Just after 6:20 p.m. on Sunday, Mr. Forde and four other volunteer rescuers associated with the Strawberry Isle Marine Research Society went to work in the cold, choppy waters off Cow Bay near Flores Island and Ahousat, B.C.

Working from an open-decked Boston Whaler, Mr. Forde heaved on the ropes and brought the mammal close enough to the gunnels so other volunteers could cut the gear with a pole equipped with a hooked knife.

After 45 minutes of hard and dangerous work, the volunteers removed six of the seven floats and all the rope except a piece attached to the mammal's left pectoral fin.

When almost all the ropes were removed, the whale took off, covering huge distances and leaving the rescuers too far behind to finish their work.

Lisa Spaven, a marine mammal research co-ordinator with the Department of Fisheries and Oceans, said the volunteers likely saved the mammal.

"I'm very pleased with the outcome," she said. "With that amount of gear encumbering the animal, it would have been eventually unable to feed and continue normal life processes, leading to its likely death."

Incidents like this are nothing new to the Strawberry Isle Marine Research Society, a Tofino-based, non-profit organization that performs rescues under the authority of the DFO.

Mr.

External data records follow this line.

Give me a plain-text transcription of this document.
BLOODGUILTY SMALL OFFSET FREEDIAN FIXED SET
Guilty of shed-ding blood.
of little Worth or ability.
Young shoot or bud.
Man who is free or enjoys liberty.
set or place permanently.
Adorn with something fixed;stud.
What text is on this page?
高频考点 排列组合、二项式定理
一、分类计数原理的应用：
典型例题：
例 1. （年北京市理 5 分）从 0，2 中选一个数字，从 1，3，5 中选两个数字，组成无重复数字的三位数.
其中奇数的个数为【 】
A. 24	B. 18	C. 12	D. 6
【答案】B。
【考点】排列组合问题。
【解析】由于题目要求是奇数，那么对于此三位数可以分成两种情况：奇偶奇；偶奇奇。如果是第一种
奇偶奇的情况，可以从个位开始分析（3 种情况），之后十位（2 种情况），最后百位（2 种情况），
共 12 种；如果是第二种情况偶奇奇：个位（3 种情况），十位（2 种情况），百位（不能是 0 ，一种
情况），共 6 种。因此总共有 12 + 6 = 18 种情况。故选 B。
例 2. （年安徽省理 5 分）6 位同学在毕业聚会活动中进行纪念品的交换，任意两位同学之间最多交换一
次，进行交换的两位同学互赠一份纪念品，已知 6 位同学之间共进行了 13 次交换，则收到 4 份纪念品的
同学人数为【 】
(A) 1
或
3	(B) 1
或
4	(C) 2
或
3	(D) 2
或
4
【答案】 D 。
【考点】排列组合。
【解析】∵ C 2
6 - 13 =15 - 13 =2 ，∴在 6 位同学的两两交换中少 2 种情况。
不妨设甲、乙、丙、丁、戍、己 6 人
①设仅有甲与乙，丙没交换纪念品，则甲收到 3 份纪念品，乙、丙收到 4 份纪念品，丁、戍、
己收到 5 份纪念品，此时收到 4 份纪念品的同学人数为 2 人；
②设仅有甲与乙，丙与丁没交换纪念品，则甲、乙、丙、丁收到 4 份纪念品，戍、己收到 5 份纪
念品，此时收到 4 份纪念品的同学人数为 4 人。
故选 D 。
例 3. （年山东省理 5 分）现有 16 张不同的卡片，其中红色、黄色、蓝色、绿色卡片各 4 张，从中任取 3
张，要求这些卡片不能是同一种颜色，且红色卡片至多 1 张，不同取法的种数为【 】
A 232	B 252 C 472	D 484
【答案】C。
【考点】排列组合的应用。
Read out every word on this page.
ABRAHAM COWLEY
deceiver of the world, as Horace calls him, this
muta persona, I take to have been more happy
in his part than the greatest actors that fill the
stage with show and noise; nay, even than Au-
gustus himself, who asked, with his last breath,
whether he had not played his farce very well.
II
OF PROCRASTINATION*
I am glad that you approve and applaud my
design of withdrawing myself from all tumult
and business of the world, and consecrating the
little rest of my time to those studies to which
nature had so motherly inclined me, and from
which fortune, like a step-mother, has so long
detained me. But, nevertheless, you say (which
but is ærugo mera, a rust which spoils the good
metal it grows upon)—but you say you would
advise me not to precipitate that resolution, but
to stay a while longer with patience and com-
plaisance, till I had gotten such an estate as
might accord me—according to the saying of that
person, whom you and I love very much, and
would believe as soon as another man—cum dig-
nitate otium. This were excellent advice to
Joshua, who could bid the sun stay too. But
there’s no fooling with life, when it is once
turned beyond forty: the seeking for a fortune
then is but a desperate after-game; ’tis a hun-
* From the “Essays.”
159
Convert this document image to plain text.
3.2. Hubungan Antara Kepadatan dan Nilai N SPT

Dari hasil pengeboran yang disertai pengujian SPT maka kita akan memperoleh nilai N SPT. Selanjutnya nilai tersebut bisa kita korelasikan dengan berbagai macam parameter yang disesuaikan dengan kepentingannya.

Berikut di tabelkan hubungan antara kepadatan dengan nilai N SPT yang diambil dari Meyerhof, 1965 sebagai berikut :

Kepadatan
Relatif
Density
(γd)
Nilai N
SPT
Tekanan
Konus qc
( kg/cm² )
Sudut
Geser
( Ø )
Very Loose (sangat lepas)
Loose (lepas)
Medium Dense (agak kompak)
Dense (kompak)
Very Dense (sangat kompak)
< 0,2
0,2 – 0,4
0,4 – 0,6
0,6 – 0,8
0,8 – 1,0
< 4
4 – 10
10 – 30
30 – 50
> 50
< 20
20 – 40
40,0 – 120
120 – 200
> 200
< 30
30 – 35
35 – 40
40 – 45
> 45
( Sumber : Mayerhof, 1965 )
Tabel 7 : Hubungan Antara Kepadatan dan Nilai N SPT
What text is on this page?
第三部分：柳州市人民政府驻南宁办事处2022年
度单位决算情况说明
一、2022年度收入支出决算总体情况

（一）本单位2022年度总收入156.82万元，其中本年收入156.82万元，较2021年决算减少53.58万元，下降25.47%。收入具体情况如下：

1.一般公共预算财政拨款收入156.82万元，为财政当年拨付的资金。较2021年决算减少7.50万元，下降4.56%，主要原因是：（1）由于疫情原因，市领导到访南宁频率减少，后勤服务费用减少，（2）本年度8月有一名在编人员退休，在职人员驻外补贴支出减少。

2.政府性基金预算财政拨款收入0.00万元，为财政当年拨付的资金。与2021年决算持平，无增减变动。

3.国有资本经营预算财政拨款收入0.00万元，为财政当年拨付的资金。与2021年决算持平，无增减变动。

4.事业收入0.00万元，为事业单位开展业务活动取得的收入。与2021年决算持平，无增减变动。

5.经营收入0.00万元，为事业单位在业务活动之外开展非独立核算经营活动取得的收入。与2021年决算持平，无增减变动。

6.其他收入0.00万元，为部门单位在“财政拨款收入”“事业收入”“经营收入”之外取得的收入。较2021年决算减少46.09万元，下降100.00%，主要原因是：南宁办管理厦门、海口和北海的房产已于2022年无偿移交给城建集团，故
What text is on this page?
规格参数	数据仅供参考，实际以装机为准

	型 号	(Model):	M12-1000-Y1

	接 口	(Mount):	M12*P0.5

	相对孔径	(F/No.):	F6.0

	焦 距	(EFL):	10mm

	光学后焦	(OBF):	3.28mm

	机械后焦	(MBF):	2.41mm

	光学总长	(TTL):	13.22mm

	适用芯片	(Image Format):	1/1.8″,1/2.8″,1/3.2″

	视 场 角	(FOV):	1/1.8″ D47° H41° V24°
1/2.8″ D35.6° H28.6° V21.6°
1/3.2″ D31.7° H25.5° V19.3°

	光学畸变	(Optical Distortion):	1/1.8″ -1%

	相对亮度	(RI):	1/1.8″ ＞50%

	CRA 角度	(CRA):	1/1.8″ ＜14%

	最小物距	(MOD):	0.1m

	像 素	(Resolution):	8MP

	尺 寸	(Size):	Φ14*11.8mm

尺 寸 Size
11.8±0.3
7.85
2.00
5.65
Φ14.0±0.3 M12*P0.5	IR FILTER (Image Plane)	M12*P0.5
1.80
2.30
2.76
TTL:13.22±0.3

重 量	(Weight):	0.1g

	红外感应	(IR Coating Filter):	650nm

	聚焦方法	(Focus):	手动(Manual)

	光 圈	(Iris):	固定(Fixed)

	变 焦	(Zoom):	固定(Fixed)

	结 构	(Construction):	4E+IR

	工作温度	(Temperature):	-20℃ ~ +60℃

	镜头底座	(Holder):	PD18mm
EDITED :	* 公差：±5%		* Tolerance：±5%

Forde said over the years, he's participated in eight to 10 rescues, of which five or six have been successful.

On May 18, Mr. Forde received a call that another whale was dragging a crab float and was tangled in the rope near Tofino. The whale hasn't been seen since.

Rescuers were originally called about the young humpback on Saturday morning, but after 90 minutes of searching, they came up short.

Then around 5 p.m. on Sunday, Robin Orr, an employee of Jamie's Whaling Station, reported seeing the distressed whale at Cow Bay. He agreed to stay on the scene.

At 5:30 p.m., Mr. Forde and fellow rescuers Rod Palm, Jens Kalwa, Tony Heald and Adrien Mullin left Tofino.

They arrived at Cow Bay within the hour and by that time, Mr. Forde said the whale was fully entangled and showed signs of distress.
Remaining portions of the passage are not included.